Spät(er)berufene Lehrpersonen und ihr Bildungsweg– eine berufsbiografische und genderorientierte Studie über Studierende mit einer beruflichen Grundbildung als Vorbildung für die Lehrer*innenbildung Sekundarstufe I
Promovendin: Bettina Weller
Keywords: Wege in die Lehrpersonenbildung; Durchlässigkeit; Biografieforschung
Gutachtende: Prof. Dr. Regula Julia Leemann, Prof. Dr. Elena Makarova
Projektbeginn: FS 2022
Eine berufliche Grundbildung ist formal kein offizieller Weg in die Schweizer Lehrer*innenbildung (LLB). Dieser Bildungsweg bedeutet eine Umorientierung und meist eine längere Ausbildungszeit. Es sind weitere Hürden zu überwinden (z. B. Berufsmaturität (BM), Vorkurse, Ergänzungsprüfung «Passerelle»), um auf diesem Weg an eine Pädagogische Hochschule (PH) zu gelangen. Angesichts des aktuellen Lehrpersonenmangels und des bildungspolitischen Diskurses um die prüfungsfreie Zulassung von BM-Absolvierenden in die LLB ist es von Bedeutung, mehr Wissen zu dieser Studierendengruppe zu generieren.
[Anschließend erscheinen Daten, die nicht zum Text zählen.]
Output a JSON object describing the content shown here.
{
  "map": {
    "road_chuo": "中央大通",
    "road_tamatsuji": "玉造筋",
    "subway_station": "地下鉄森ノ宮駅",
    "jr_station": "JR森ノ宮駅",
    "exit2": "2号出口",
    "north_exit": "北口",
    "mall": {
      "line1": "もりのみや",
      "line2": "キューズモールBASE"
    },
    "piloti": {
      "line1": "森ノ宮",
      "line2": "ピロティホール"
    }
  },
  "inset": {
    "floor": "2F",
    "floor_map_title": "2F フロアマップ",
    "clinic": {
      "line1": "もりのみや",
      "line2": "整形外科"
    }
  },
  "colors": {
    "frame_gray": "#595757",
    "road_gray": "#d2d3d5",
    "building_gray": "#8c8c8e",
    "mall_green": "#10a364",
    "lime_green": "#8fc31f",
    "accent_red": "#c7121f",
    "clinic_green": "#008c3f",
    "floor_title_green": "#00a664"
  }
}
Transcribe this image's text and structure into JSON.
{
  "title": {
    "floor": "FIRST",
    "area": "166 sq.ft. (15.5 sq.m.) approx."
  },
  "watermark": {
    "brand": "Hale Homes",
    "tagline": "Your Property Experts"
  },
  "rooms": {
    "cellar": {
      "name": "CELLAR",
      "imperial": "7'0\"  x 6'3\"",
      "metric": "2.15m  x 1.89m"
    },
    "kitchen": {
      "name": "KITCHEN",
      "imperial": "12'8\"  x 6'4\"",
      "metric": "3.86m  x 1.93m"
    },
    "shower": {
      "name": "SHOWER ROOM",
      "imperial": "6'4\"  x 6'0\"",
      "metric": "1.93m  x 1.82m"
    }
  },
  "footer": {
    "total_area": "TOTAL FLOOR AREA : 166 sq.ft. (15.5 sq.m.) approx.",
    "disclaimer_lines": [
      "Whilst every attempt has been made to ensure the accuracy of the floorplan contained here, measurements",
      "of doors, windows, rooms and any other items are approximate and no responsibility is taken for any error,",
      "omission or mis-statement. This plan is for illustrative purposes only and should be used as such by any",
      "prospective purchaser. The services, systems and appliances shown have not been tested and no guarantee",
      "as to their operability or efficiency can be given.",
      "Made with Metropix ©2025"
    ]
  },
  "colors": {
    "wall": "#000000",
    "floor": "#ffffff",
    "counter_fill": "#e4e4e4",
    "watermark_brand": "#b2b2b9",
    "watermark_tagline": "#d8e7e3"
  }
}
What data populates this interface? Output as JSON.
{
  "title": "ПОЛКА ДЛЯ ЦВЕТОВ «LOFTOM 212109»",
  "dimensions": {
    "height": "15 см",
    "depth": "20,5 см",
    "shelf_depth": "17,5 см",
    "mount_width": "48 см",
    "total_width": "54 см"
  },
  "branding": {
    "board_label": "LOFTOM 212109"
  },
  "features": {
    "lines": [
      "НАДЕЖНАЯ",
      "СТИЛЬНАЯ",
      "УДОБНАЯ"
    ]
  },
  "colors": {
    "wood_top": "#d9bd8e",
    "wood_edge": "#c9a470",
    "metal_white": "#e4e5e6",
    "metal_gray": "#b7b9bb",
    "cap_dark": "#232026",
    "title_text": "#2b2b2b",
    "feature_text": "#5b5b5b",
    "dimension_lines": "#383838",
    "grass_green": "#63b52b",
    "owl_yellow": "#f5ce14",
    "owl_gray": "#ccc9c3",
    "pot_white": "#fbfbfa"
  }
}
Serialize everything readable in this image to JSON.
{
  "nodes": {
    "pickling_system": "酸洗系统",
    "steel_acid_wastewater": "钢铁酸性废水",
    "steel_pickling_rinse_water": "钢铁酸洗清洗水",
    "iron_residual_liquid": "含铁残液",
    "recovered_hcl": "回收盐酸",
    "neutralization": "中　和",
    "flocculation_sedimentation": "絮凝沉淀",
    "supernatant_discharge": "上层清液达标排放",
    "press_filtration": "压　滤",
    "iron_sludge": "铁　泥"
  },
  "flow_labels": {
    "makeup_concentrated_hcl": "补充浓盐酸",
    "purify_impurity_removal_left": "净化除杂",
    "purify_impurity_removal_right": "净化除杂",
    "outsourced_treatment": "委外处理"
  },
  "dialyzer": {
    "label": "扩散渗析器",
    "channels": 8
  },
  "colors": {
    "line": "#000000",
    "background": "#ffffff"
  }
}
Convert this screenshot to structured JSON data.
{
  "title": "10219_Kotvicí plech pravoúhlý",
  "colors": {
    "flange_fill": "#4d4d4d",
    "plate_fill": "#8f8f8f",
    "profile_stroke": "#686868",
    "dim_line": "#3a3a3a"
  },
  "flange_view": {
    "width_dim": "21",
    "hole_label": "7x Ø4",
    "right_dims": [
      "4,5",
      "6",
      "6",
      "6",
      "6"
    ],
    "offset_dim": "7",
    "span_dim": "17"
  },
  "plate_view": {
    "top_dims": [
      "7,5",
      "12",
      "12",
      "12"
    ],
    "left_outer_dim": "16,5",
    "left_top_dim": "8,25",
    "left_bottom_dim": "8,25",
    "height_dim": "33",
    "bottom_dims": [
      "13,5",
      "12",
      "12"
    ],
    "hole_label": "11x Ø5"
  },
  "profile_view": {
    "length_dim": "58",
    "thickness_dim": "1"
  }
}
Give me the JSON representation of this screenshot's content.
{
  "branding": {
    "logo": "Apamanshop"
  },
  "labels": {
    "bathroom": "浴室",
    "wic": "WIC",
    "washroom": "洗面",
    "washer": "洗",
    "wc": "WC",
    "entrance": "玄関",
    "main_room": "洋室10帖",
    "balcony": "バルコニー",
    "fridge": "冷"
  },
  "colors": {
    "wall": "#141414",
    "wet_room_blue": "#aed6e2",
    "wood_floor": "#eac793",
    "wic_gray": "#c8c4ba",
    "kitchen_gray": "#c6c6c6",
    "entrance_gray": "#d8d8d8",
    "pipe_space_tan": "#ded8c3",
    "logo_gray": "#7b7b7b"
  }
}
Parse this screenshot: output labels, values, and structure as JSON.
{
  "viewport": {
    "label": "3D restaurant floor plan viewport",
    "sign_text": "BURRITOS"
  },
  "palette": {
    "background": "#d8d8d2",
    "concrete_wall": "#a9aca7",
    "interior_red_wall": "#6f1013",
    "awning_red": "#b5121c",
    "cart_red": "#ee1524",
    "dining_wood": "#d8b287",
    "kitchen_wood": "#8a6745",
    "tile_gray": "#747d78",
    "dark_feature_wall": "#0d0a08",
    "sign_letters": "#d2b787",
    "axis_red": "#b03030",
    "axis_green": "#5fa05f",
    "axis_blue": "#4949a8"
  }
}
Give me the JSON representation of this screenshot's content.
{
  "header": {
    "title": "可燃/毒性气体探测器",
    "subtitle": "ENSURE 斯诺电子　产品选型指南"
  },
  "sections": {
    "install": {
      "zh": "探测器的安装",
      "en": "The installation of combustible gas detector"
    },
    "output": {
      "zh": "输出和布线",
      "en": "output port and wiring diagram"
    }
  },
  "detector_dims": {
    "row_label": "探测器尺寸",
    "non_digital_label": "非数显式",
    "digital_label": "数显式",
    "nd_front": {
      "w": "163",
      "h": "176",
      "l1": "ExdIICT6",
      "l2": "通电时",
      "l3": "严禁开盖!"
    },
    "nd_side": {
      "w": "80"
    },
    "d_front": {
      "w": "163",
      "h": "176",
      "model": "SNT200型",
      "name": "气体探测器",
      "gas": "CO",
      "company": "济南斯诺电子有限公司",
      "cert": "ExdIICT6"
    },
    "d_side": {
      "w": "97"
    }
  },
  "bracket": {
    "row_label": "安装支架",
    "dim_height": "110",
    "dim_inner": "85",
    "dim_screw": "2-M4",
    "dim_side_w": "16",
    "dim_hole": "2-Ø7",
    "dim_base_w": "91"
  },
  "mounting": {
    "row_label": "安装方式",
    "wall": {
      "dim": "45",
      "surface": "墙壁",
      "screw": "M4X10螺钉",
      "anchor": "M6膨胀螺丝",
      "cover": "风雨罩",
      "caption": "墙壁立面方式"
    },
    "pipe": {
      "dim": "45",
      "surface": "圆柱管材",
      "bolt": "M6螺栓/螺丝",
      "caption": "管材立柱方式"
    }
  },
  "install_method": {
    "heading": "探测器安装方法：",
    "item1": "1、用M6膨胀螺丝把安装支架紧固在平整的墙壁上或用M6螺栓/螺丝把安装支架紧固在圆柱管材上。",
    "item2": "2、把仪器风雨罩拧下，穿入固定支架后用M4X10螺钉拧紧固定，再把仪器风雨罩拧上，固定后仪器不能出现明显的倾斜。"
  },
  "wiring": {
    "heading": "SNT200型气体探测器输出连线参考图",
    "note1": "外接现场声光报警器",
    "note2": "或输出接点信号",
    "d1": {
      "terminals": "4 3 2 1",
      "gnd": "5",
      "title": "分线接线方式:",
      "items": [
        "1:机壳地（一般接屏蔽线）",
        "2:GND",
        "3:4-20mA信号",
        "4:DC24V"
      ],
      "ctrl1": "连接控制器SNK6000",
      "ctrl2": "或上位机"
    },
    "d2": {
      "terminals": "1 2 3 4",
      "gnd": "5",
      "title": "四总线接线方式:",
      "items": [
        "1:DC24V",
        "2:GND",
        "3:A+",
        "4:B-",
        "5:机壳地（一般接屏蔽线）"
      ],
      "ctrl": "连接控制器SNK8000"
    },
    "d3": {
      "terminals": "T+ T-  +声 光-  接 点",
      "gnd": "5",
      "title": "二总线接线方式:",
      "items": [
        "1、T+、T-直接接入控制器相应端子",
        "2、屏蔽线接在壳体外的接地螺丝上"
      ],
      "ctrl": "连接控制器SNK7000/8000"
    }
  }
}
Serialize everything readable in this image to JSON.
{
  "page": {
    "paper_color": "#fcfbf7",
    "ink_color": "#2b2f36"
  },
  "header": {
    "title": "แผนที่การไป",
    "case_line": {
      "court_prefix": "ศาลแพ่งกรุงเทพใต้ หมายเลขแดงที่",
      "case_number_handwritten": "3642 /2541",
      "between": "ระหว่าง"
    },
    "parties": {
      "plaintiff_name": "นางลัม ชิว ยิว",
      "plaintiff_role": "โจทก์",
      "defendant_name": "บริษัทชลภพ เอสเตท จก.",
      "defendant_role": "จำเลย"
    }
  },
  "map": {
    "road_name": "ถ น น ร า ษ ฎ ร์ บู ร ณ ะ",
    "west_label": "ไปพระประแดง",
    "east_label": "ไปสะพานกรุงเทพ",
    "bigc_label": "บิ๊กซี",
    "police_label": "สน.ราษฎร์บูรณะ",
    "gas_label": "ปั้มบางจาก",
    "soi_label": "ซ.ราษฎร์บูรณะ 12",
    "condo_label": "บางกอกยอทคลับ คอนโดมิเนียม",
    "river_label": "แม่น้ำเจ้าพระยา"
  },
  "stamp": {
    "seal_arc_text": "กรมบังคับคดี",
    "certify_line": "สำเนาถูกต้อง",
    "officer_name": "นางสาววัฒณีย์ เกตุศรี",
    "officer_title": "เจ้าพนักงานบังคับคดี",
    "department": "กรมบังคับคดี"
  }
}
Aktuell haben ca. 10 % aller Studierenden einer PH den Weg über eine berufliche Grundbildung und BM eingeschlagen (BFS 2018), wobei es zwischen den PHs grössere Unterschiede gibt. Eine Studie basierend auf quantitativen Längsschnittanalysen zeigt, dass nach einer beruflichen Grundbildung mit Berufsmaturität knapp 4 % der Absolvierenden innerhalb von 54 Monaten ein Studium an einer PH beginnen (Leemann et al. 2022). Welche biografischen Entscheidungen und Motivationen zu diesem Weg führen, wurde dagegen nicht untersucht. Daher verfolgt diese Dissertation das Ziel, die Ressourcen, Erfahrungen, Motive und Orientierungen, die diese Studierenden der Sekundarstufe I in die LLB mitbringen, zu erforschen und zu untersuchen, wie sich ihre Bildungswege mitsamt den biografischen Hintergründen gestalten, welche Bedeutung der institutionellen Durchlässigkeit der Bildungswege zukommt und wie die unterschiedlichen Anteile von BM-Absolvierenden an den PHs erklärt werden können. Weiter soll analysiert werden, welches Berufsverständnis vorhanden ist, woran sich dieses orientiert und was die Attraktivität des Lehrberufes für diese Studierendengruppe ausmacht.
Forschungsfrage
Weshalb nehmen junge Erwachsene, die eine berufliche Grundbildung absolviert haben, anschliessend ein Studium im Studiengang der Sekundarstufe I auf, welche individuellen und institutionellen Faktoren sind mitverantwortlich, und welches Berufsverständnis bringen sie mit?
Teilfragen:
• Bildungsentscheidung und Biografie: Warum entscheiden sich junge Männer und Frauen nach einer beruflichen Grundbildung für ein Studium zur Sekundarlehrperson? Welche Rolle spielen Biografie und Geschlecht? Welche Wege gehen sie?
• Berufsverständnis und Geschlecht: Welches Berufsverständnis und welche Berufsvorstellungen zum Lehrberuf bringen Studierende, die eine berufliche Grundbildung absolviert haben, in den Studiengang zur Sekundarstufe I ein? Welche Verbindungen gibt es zu Geschlechterkonstruktionen?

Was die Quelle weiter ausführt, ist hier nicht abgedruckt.